●「息の発見」 五木寛之or玄侑宗久著 平凡社 08年版 1400円
一言で云えば、呼吸法による健康法の対談本。しかし相手が五木氏と禅僧で芥川作家の玄侑氏、「生きること、死ぬこと」が息をするように語られていくのだ。
人間の内臓器官は自律神経で制御されているが、唯一息だけは意思の力でも少し制御が可能だ。だから、息を制御することで逆に自律神経(命)に影響を与えようというのだ。そんな息の不思議が、仏教のことともからめて話されていく。

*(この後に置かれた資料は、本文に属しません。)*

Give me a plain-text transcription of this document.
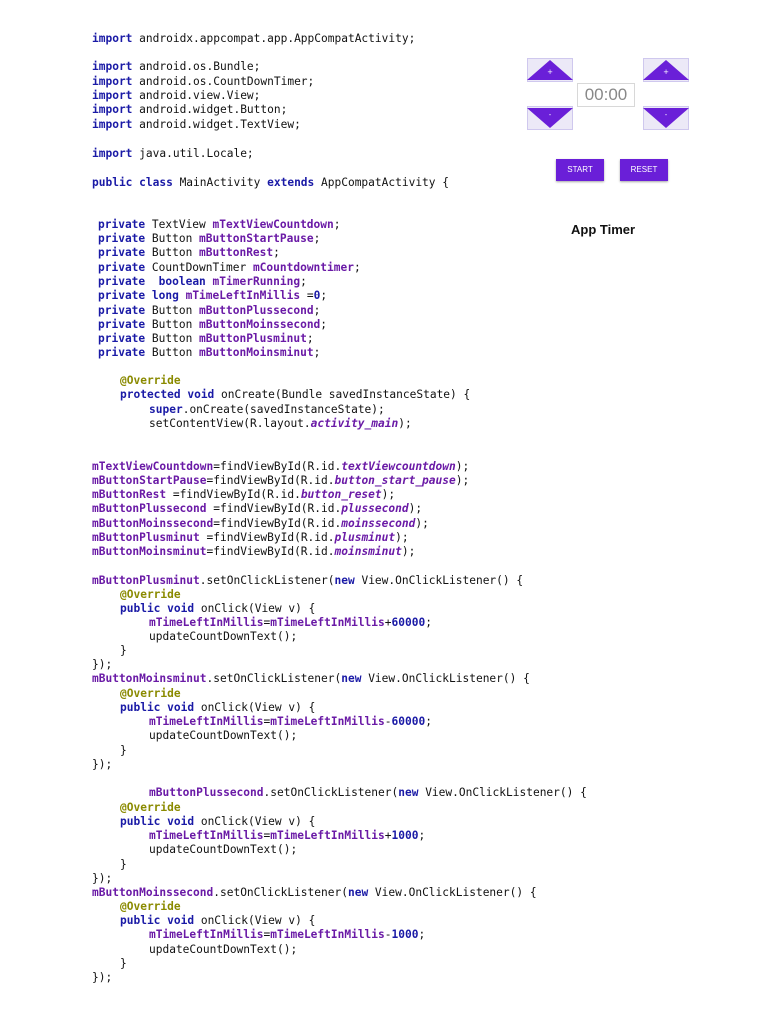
import androidx.appcompat.app.AppCompatActivity;
import android.os.Bundle;
import android.os.CountDownTimer;
import android.view.View;
import android.widget.Button;
import android.widget.TextView;
import java.util.Locale;
public class MainActivity extends AppCompatActivity {
private TextView mTextViewCountdown;
private Button mButtonStartPause;
private Button mButtonRest;
private CountDownTimer mCountdowntimer;
private boolean mTimerRunning;
private long mTimeLeftInMillis =0;
private Button mButtonPlussecond;
private Button mButtonMoinssecond;
private Button mButtonPlusminut;
private Button mButtonMoinsminut;
@Override
protected void onCreate(Bundle savedInstanceState) {
super.onCreate(savedInstanceState);
setContentView(R.layout.activity_main);
mTextViewCountdown=findViewById(R.id.textViewcountdown);
mButtonStartPause=findViewById(R.id.button_start_pause);
mButtonRest =findViewById(R.id.button_reset);
mButtonPlussecond =findViewById(R.id.plussecond);
mButtonMoinssecond=findViewById(R.id.moinssecond);
mButtonPlusminut =findViewById(R.id.plusminut);
mButtonMoinsminut=findViewById(R.id.moinsminut);
mButtonPlusminut.setOnClickListener(new View.OnClickListener() {
@Override
public void onClick(View v) {
mTimeLeftInMillis=mTimeLeftInMillis+60000;
updateCountDownText();
}
});
mButtonMoinsminut.setOnClickListener(new View.OnClickListener() {
@Override
public void onClick(View v) {
mTimeLeftInMillis=mTimeLeftInMillis-60000;
updateCountDownText();
}
});
mButtonPlussecond.setOnClickListener(new View.OnClickListener() {
@Override
public void onClick(View v) {
mTimeLeftInMillis=mTimeLeftInMillis+1000;
updateCountDownText();
}
});
mButtonMoinssecond.setOnClickListener(new View.OnClickListener() {
@Override
public void onClick(View v) {
mTimeLeftInMillis=mTimeLeftInMillis-1000;
updateCountDownText();
}
});
+	+
00:00
-	-
START	RESET
App Timer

なかに仏教の五戒(殺すな、盗むな、不倫するな、嘘をつくな、酒を飲むな)について、「永遠に守れないから、永遠の目標にできる」と。五戒は志であると言う。この文脈のなかで、憲法9条問題がとりあげられ「集団的自衛権の問題で、現実に合わせて9条を取り下げようとする。守れるものだけを掲げて、条文を現実に合わせてしまおうという考えかたは、ちょっとちがう。守れないからこそ掲げているんですけどね、われわれは」と。
憲法9条を永遠の目標とする。それを志すことで、現実を少しでも良い方向に変えていくのだ、ということに納得させられたのでありました。